List of topical issues
15.10.2025

This year, Finland ranked eighth in the international Mercer CFA Institute Global Pension Index comparison. Finland dropped one notch compared to 2024. Finland continues to be rated as having the most reliable pension system governance in the world.

The Finnish pension system is regarded internationally as reliable and stable, and for a long time, it has received high marks in the world’s most comprehensive pension system comparison.

Finland’s total score in the Mercer comparison improved slightly this year. Yet the rise was not enough.

“This time, almost all countries saw an increase in their scores, some quite significantly. This is due not only to pension reforms implemented in various countries, but also to adjustments in the indicators used. Despite its strong performance, Finland dropped one notch”, says Liaison Manager Mika Vidlund (Finnish Centre for Pensions).

Mercer benchmarks the retirement income systems of various countries using adequacy, sustainability and integrity as sub-indices. Director Allan Paldanius (Finnish Centre for Pensions) considers Finland’s overall score to be quite strong.

“Compared to the other countries in the top ten, Finland faces more challenges in terms of financial sustainability and the adequacy of pension provision, though the differences between countries are not significant.  In contrast, Finland excels, even serves as a model, when it comes to the integrity sub-index.”

According to Mercer, the most financially sustainable pension systems are found in Iceland, Denmark, and the Netherlands. What these countries have in common are fully funded, defined contribution pension schemes that cover most of the working-age population.

Exceptionally efficient administration in Finland – pensions accessed through a single point of contact

Mercer’s assessment of the administration of Finland’s pension system remains unchanged: once again, Finland receives the highest marks in the world.

For citizens, this is evident in how easy it is to claim a pension. Here, the old-age pension can be accessed quickly and simply through a single point of contact. In many other countries, pensions are fragmented across different institutions, requiring individuals to claim each component separately,” explains Paldanius.

When evaluating the integrity of a pension system, Mercer considers factors such as its operational effectiveness, transparency and regulation, and the reasonableness of its administrative costs.

Sweden overtook Finland

From a Nordic perspective, Mercer’s annual comparison brings a major surprise. Until now, Finland’s pension system has consistently scored better than Sweden’s. However, Sweden has now overtaken Finland.

Vidlund identifies several reasons for Sweden’s rise.

“In terms of sustainability, Sweden has always been among the top countries in the comparison, but overall, it has still been the weakest among the Nordic nations. This has not gone unnoticed in the Swedish media either, and there has been pressure for reforms for quite some time.”

This year, Sweden has caught up in both the adequacy of pension provision and the financial sustainability of the system, but its position has particularly strengthened with regard to the reliability of administration.

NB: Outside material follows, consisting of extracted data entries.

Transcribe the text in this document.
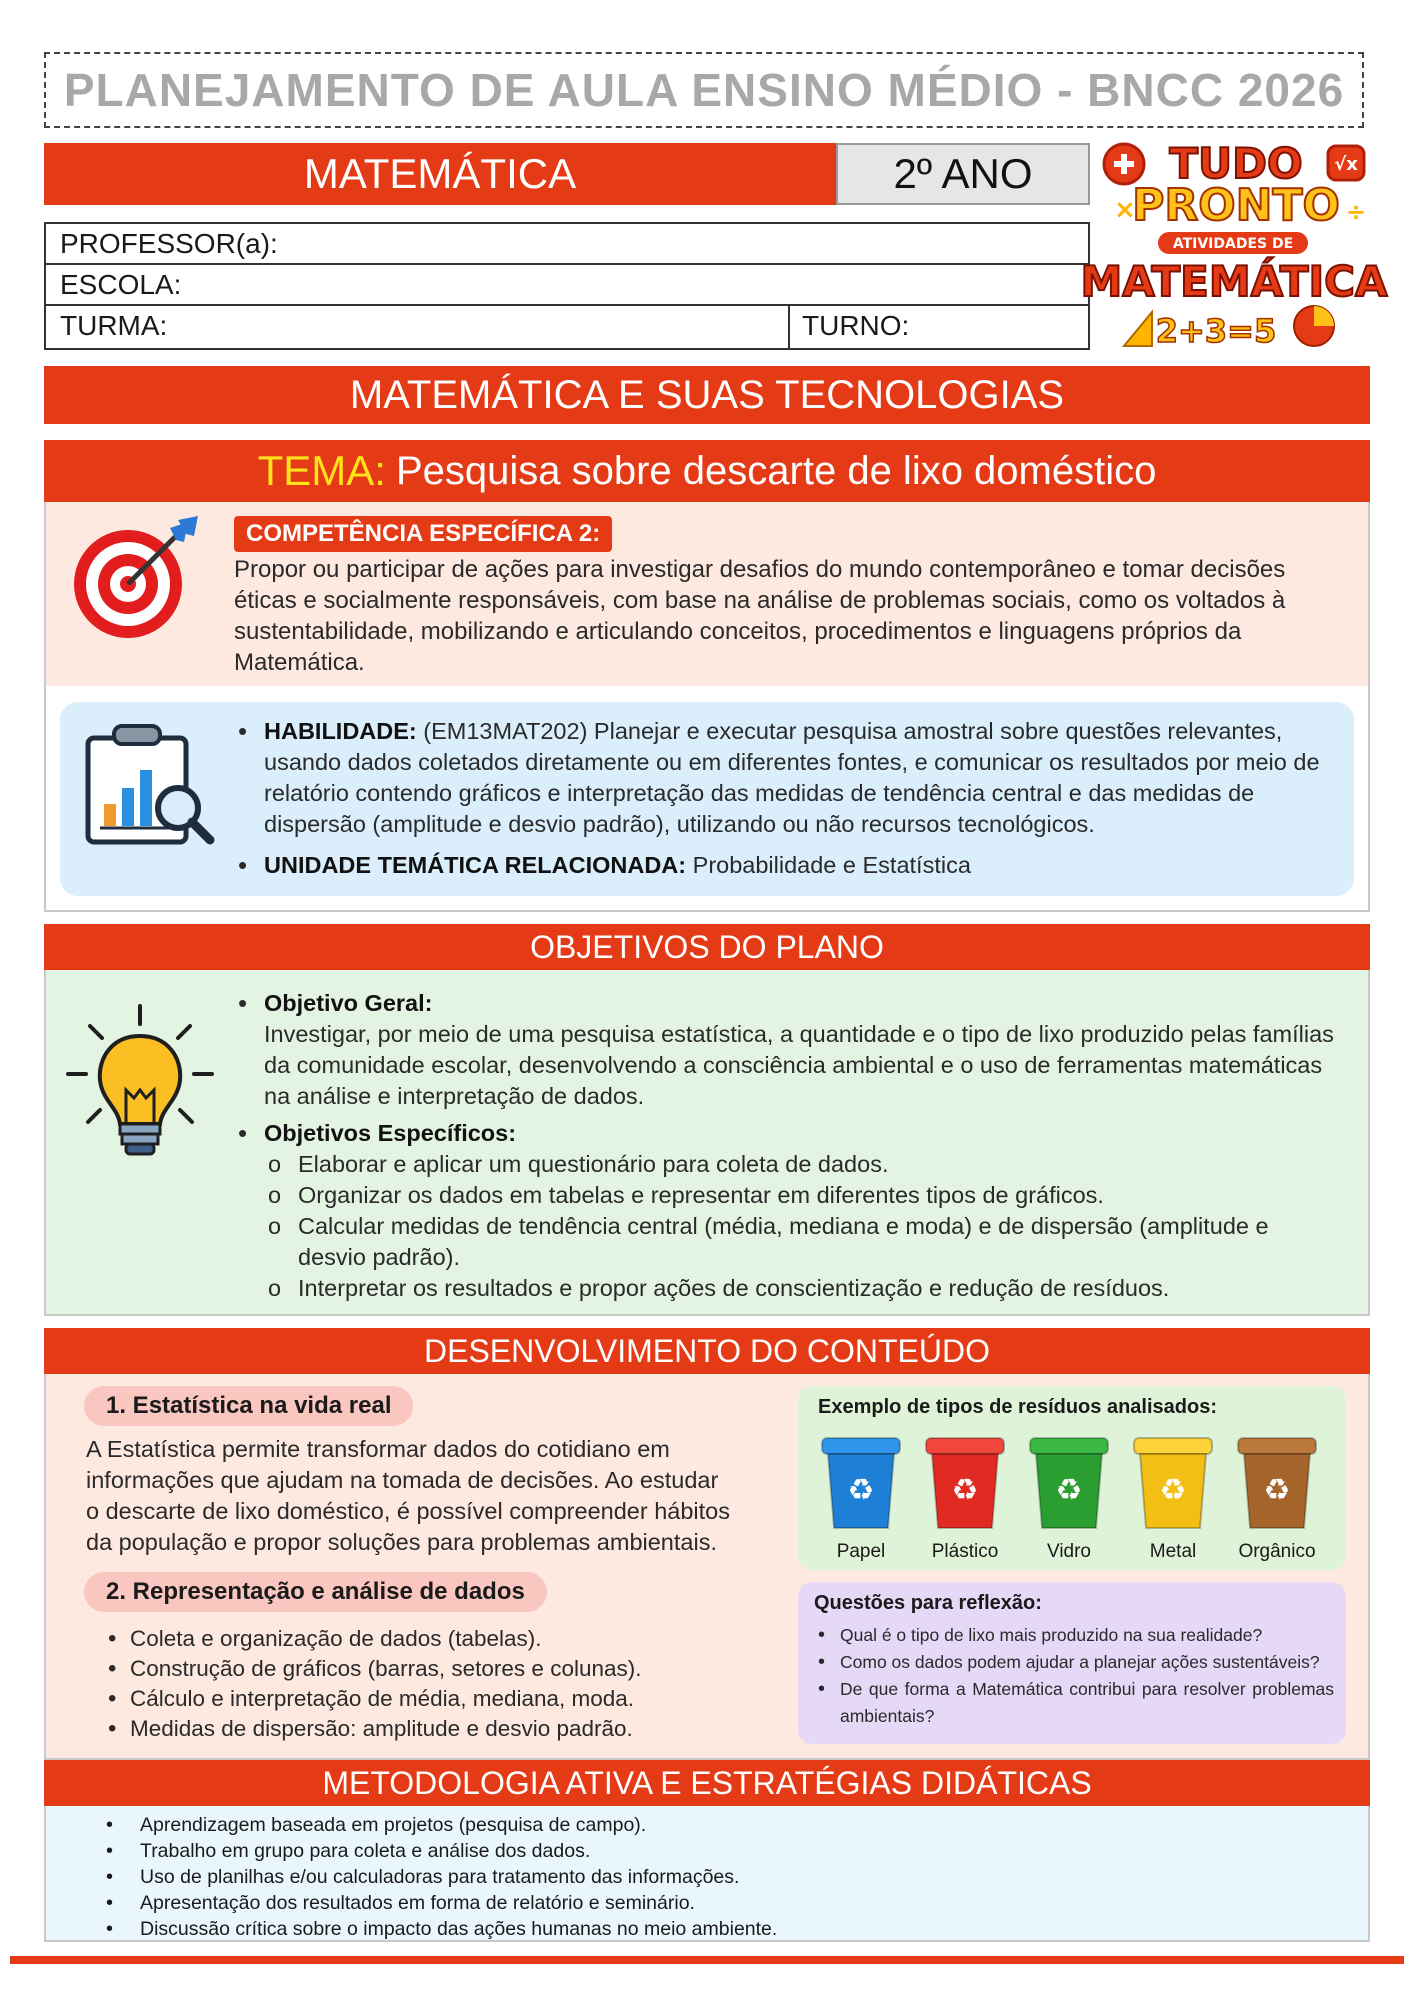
PLANEJAMENTO DE AULA ENSINO MÉDIO - BNCC 2026
MATEMÁTICA	2º ANO
PROFESSOR(a):
ESCOLA:
TURMA:	TURNO:
√x
TUDO
×
PRONTO ÷
ATIVIDADES DE
MATEMÁTICA
2+3=5
MATEMÁTICA E SUAS TECNOLOGIAS
TEMA: Pesquisa sobre descarte de lixo doméstico
COMPETÊNCIA ESPECÍFICA 2:
Propor ou participar de ações para investigar desafios do mundo contemporâneo e tomar decisões éticas e socialmente responsáveis, com base na análise de problemas sociais, como os voltados à sustentabilidade, mobilizando e articulando conceitos, procedimentos e linguagens próprios da Matemática.
• HABILIDADE: (EM13MAT202) Planejar e executar pesquisa amostral sobre questões relevantes, usando dados coletados diretamente ou em diferentes fontes, e comunicar os resultados por meio de relatório contendo gráficos e interpretação das medidas de tendência central e das medidas de dispersão (amplitude e desvio padrão), utilizando ou não recursos tecnológicos.
• UNIDADE TEMÁTICA RELACIONADA: Probabilidade e Estatística
OBJETIVOS DO PLANO
• Objetivo Geral:
Investigar, por meio de uma pesquisa estatística, a quantidade e o tipo de lixo produzido pelas famílias da comunidade escolar, desenvolvendo a consciência ambiental e o uso de ferramentas matemáticas na análise e interpretação de dados.
• Objetivos Específicos:
o Elaborar e aplicar um questionário para coleta de dados.
o Organizar os dados em tabelas e representar em diferentes tipos de gráficos.
o Calcular medidas de tendência central (média, mediana e moda) e de dispersão (amplitude e desvio padrão).
o Interpretar os resultados e propor ações de conscientização e redução de resíduos.
DESENVOLVIMENTO DO CONTEÚDO
1. Estatística na vida real
A Estatística permite transformar dados do cotidiano em informações que ajudam na tomada de decisões. Ao estudar o descarte de lixo doméstico, é possível compreender hábitos da população e propor soluções para problemas ambientais.
2. Representação e análise de dados
• Coleta e organização de dados (tabelas).
• Construção de gráficos (barras, setores e colunas).
• Cálculo e interpretação de média, mediana, moda.
• Medidas de dispersão: amplitude e desvio padrão.
Exemplo de tipos de resíduos analisados:
♻
Papel
♻
Plástico
♻
Vidro
♻
Metal
♻
Orgânico
Questões para reflexão:
• Qual é o tipo de lixo mais produzido na sua realidade?
• Como os dados podem ajudar a planejar ações sustentáveis?
• De que forma a Matemática contribui para resolver problemas ambientais?
METODOLOGIA ATIVA E ESTRATÉGIAS DIDÁTICAS
• Aprendizagem baseada em projetos (pesquisa de campo).
• Trabalho em grupo para coleta e análise dos dados.
• Uso de planilhas e/ou calculadoras para tratamento das informações.
• Apresentação dos resultados em forma de relatório e seminário.
• Discussão crítica sobre o impacto das ações humanas no meio ambiente.
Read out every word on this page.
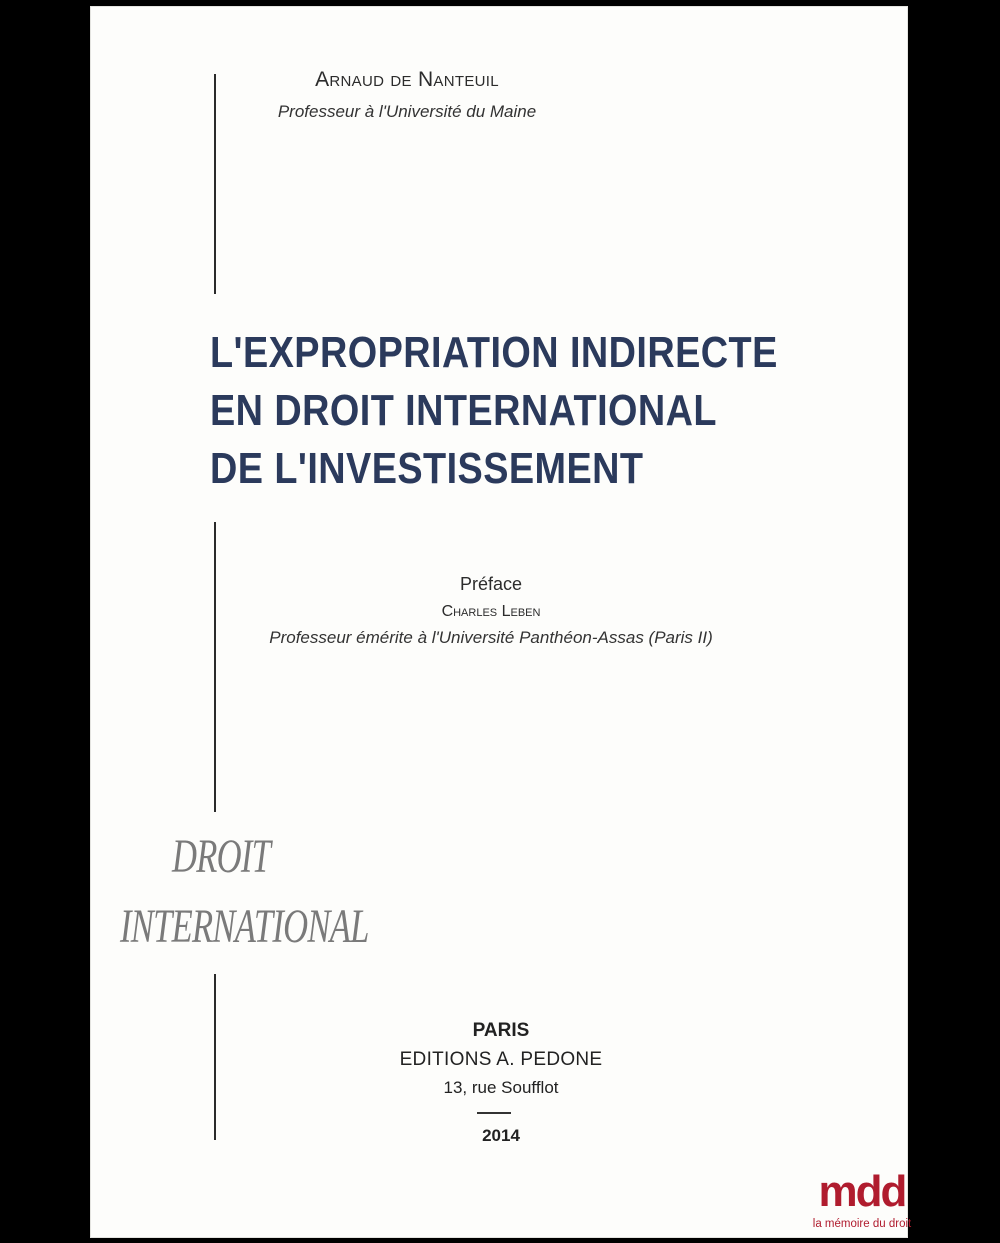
Arnaud de Nanteuil
Professeur à l'Université du Maine
L'EXPROPRIATION INDIRECTE
EN DROIT INTERNATIONAL
DE L'INVESTISSEMENT
Préface
Charles Leben
Professeur émérite à l'Université Panthéon-Assas (Paris II)
DROIT
INTERNATIONAL
PARIS
EDITIONS A. PEDONE
13, rue Soufflot
2014
mdd
la mémoire du droit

“Recently, Sweden has implemented several significant reforms. The governance and investment rules for the AP buffer funds have been updated, risk management in occupational pension companies has been reinforced, and responsibilities within governance have also been clarified.”

What is Mercer?

The Mercer CFA Institute Global Pension Index comparison is compiled by Mercer, an international consultancy firm, that benchmarks the retirement income system’s of different countries with the help of more than 50 indicators.

The countries’ total scores are calculated using a weighted average. The weightings used are 40 per cent for the adequacy sub-index, 35 per cent for the sustainability sub-index and 25 per cent for the integrity sub-index.

This year, 52 countries took part in the comparison, representing two-thirds of the world’s population. Kuwait, Namibia, Oman, and Panama participated for the first time.

The Global Pension Index report has been published since 2009.

Mercer’s recommendations for pension investors and governments

Pension fund investments require balancing between the pension fund participants’ best interest and the national interest, explains the international consultancy firm Mercer in its recent annual report.

Governments around the world influence, and in many instances, restrict pension funds’ investments. Increased global uncertainty and the increasing size of pension fund assets are now leading some governments to consider encouraging more domestic investment by pension funds in areas of national priority for the longer-term benefit of society.

Mercer recommends eight principles for governments to intergrate different interests.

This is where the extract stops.